De weg naar Barnaul is nog 600 km maar door dit landschap toeren is een waar genoegen en haast hebben we niet. Ons transit visum is nog 6 dagen geldig en zo ook onze autoverzekering.
Naast de bergrivier die we al een heel eind volgen is er een grasstrook met vandaaruit opstijgende rookpluimen. Dat moet een BBQ plaats zijn en misschien ook een goede kampeerplaats.
Er liggen warempel nog houtblokken voor een kampvuur, op de plek waar we onze FJ hebben gesteld, op twee meter van de oever. Perfecte plaats om de nacht door te brengen en de lucht, is nog stralend blauw om 18 uur.
Waarom het midden in de nacht is gaan regenen is een raadsel. Maar blijkbaar is zoals in Mongolië het weer hier ook zeer wisselvallig. En het blijft regenen! We moeten dus nat opplooien en ergens anders ontbijten.
De regen heeft ons 250 km vergezeld tot in Biysk, nog een laatste onweer en daar is de zon. Nog 100 km naar Barnaul. Hoewel de wegsignalisatie in Rusland onberispelijk is zijn de meeste chauffeurs hier niet van onder de indruk. Voorbijsteken over witte lijnen, in bochten zonder overzicht of voor de top van de berg…niemand schijnt daar een probleem mee te hebben. |
|
En daar staat Lenin weer te pronken op het plein |
Barnaul, is het administratieve center van de Altai Krai en is 602.000 inwoners groot. De temperaturen kunnen er gaan van -40° tot plus 40 °C. Het is de stad met de grootste en meeste munitiefabrieken van Rusland. In het centrum van de stad, op een zijde van de grote binnenplaats met Lenin standbeeld, staat een vroeger Russisch hotel Het is volledig gerenoveerd en we hebben er een kamer met uitzicht op het grote plein met Lenin.
Op 1 september herstarten ook in Barnaul de scholen. Wij zetten na drie nachten verblijf hier, onze reis verder naar Kazakhstan richting Zuid West. Al gauw rijden we tussen immense rijpe korenvelden waarop volop wordt geoogst. Hoe verder we zuidwaarts rijden hoe meer de temperatuur oploopt het is al 28°!
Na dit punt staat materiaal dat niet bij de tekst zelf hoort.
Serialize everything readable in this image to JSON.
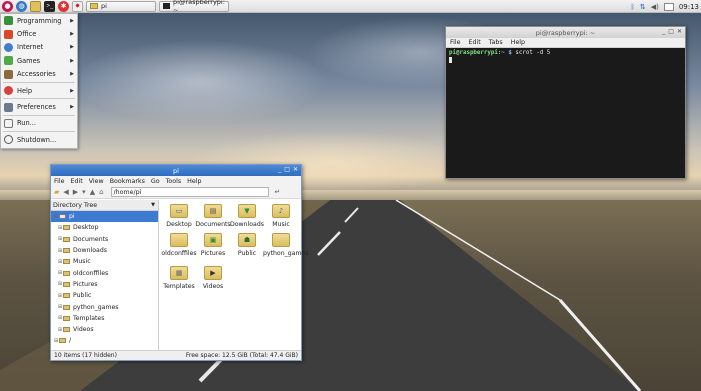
{
  "taskbar": {
    "tasks": [
      {
        "label": "pi"
      },
      {
        "label": "pi@raspberrypi: ~"
      }
    ],
    "clock": "09:13"
  },
  "menu": {
    "items": [
      {
        "label": "Programming"
      },
      {
        "label": "Office"
      },
      {
        "label": "Internet"
      },
      {
        "label": "Games"
      },
      {
        "label": "Accessories"
      },
      {
        "label": "Help"
      },
      {
        "label": "Preferences"
      },
      {
        "label": "Run..."
      },
      {
        "label": "Shutdown..."
      }
    ]
  },
  "terminal": {
    "title": "pi@raspberrypi: ~",
    "menu": [
      "File",
      "Edit",
      "Tabs",
      "Help"
    ],
    "prompt_user": "pi@raspberrypi",
    "prompt_path": "~ $",
    "command": "scrot -d 5"
  },
  "filemanager": {
    "title": "pi",
    "menu": [
      "File",
      "Edit",
      "View",
      "Bookmarks",
      "Go",
      "Tools",
      "Help"
    ],
    "address": "/home/pi",
    "sidebar_header": "Directory Tree",
    "tree": [
      {
        "label": "pi",
        "selected": true,
        "indent": 1
      },
      {
        "label": "Desktop",
        "indent": 2
      },
      {
        "label": "Documents",
        "indent": 2
      },
      {
        "label": "Downloads",
        "indent": 2
      },
      {
        "label": "Music",
        "indent": 2
      },
      {
        "label": "oldconffiles",
        "indent": 2
      },
      {
        "label": "Pictures",
        "indent": 2
      },
      {
        "label": "Public",
        "indent": 2
      },
      {
        "label": "python_games",
        "indent": 2
      },
      {
        "label": "Templates",
        "indent": 2
      },
      {
        "label": "Videos",
        "indent": 2
      },
      {
        "label": "/",
        "indent": 0
      }
    ],
    "files": [
      {
        "label": "Desktop"
      },
      {
        "label": "Documents"
      },
      {
        "label": "Downloads"
      },
      {
        "label": "Music"
      },
      {
        "label": "oldconffiles"
      },
      {
        "label": "Pictures"
      },
      {
        "label": "Public"
      },
      {
        "label": "python_games"
      },
      {
        "label": "Templates"
      },
      {
        "label": "Videos"
      }
    ],
    "status_left": "10 items (17 hidden)",
    "status_right": "Free space: 12.5 GiB (Total: 47.4 GiB)"
  }
}
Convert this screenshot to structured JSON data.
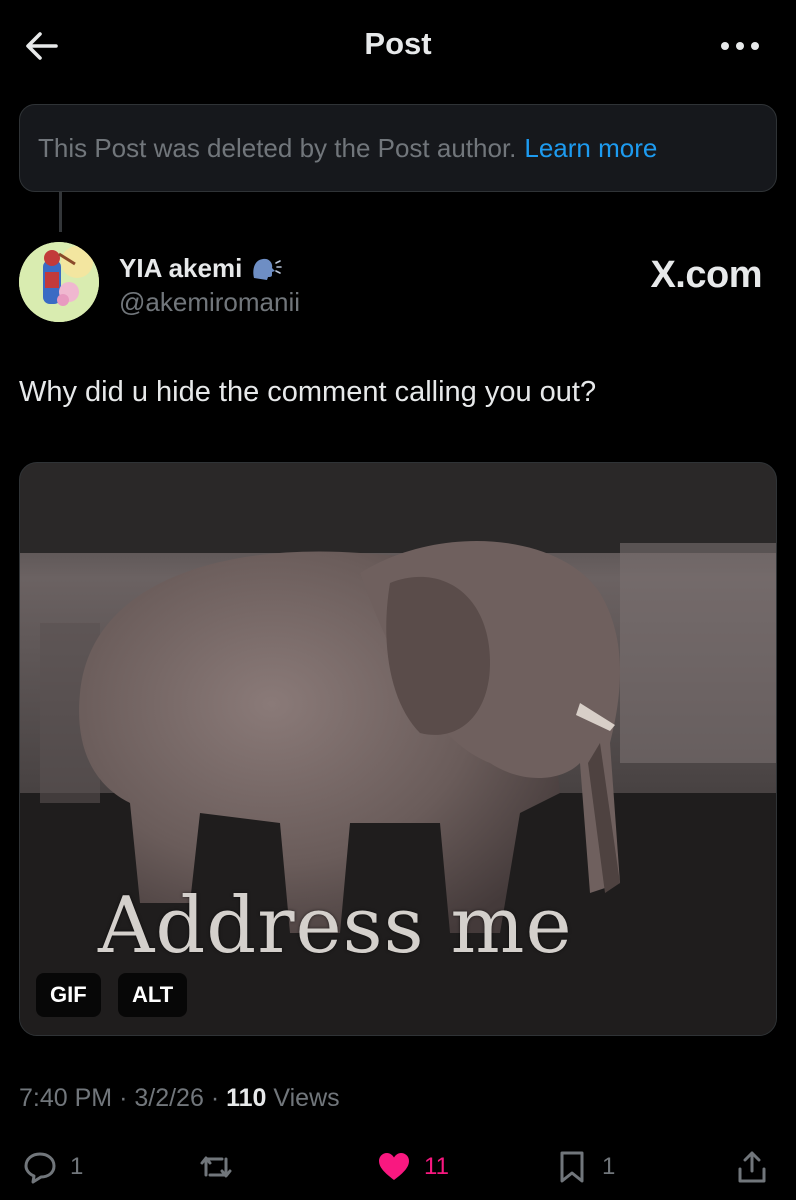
{
  "header": {
    "title": "Post"
  },
  "notice": {
    "text": "This Post was deleted by the Post author.",
    "link": "Learn more"
  },
  "author": {
    "display_name": "YIA akemi",
    "handle": "@akemiromanii",
    "badge_icon": "speaking-head-icon"
  },
  "watermark": "X.com",
  "post": {
    "text": "Why did u hide the comment calling you out?",
    "media": {
      "caption": "Address me",
      "gif_label": "GIF",
      "alt_label": "ALT"
    },
    "time": "7:40 PM",
    "date": "3/2/26",
    "views_count": "110",
    "views_label": "Views"
  },
  "actions": {
    "replies": "1",
    "reposts": "",
    "likes": "11",
    "bookmarks": "1"
  },
  "colors": {
    "background": "#000000",
    "link": "#1d9bf0",
    "like": "#f91880",
    "muted": "#71767b"
  }
}
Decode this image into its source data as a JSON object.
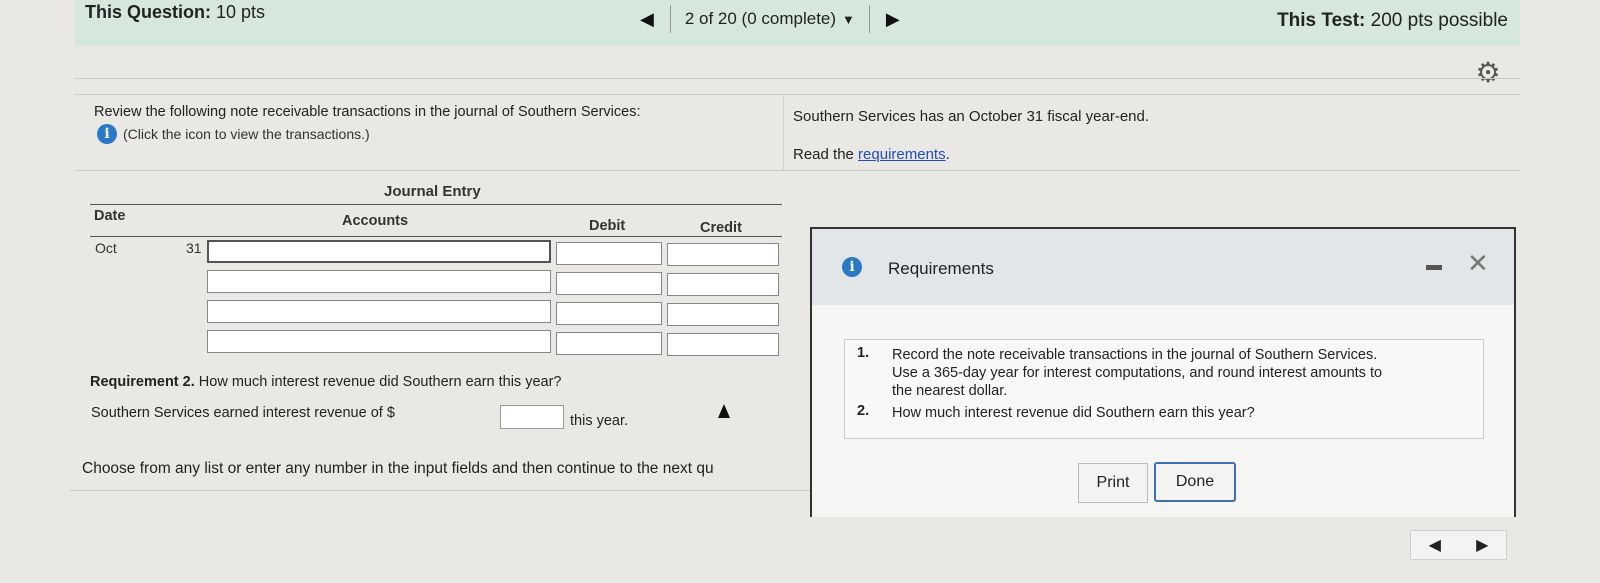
{
  "header": {
    "question_label": "This Question:",
    "question_points": "10 pts",
    "position": "2 of 20 (0 complete)",
    "test_label": "This Test:",
    "test_points": "200 pts possible",
    "prev_icon": "triangle-left-icon",
    "next_icon": "triangle-right-icon",
    "settings_icon": "gear-icon"
  },
  "problem": {
    "prompt": "Review the following note receivable transactions in the journal of Southern Services:",
    "hint": "(Click the icon to view the transactions.)",
    "fiscal_year": "Southern Services has an October 31 fiscal year-end.",
    "read_prefix": "Read the ",
    "read_link": "requirements",
    "read_suffix": "."
  },
  "journal": {
    "title": "Journal Entry",
    "headers": {
      "date": "Date",
      "accounts": "Accounts",
      "debit": "Debit",
      "credit": "Credit"
    },
    "month": "Oct",
    "day": "31",
    "rows": 4
  },
  "requirement2": {
    "label": "Requirement 2.",
    "question": " How much interest revenue did Southern earn this year?",
    "answer_prefix": "Southern Services earned interest revenue of $",
    "answer_value": "",
    "answer_suffix": "this year."
  },
  "footer": {
    "instruction": "Choose from any list or enter any number in the input fields and then continue to the next qu"
  },
  "modal": {
    "title": "Requirements",
    "items": [
      {
        "num": "1.",
        "lines": [
          "Record the note receivable transactions in the journal of Southern Services.",
          "Use a 365-day year for interest computations, and round interest amounts to",
          "the nearest dollar."
        ]
      },
      {
        "num": "2.",
        "lines": [
          "How much interest revenue did Southern earn this year?"
        ]
      }
    ],
    "print_label": "Print",
    "done_label": "Done"
  },
  "colors": {
    "header_bg": "#d6e8dd",
    "link": "#1f4fc4",
    "info_icon": "#2a79c6",
    "done_border": "#3c6fb8"
  }
}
De laatste Russische stad Rubtsovsk, 20 km voor de grens, een stad met 140.000 inwoners, ziet er van ver uit als een verlaten stad. Dat komt doordat er tal van vervallen fabrieksgebouwen aan de rand van de stad staan. Het geeft een troosteloze indruk. In deze stad is de echtgenote van Gorbachev geboren.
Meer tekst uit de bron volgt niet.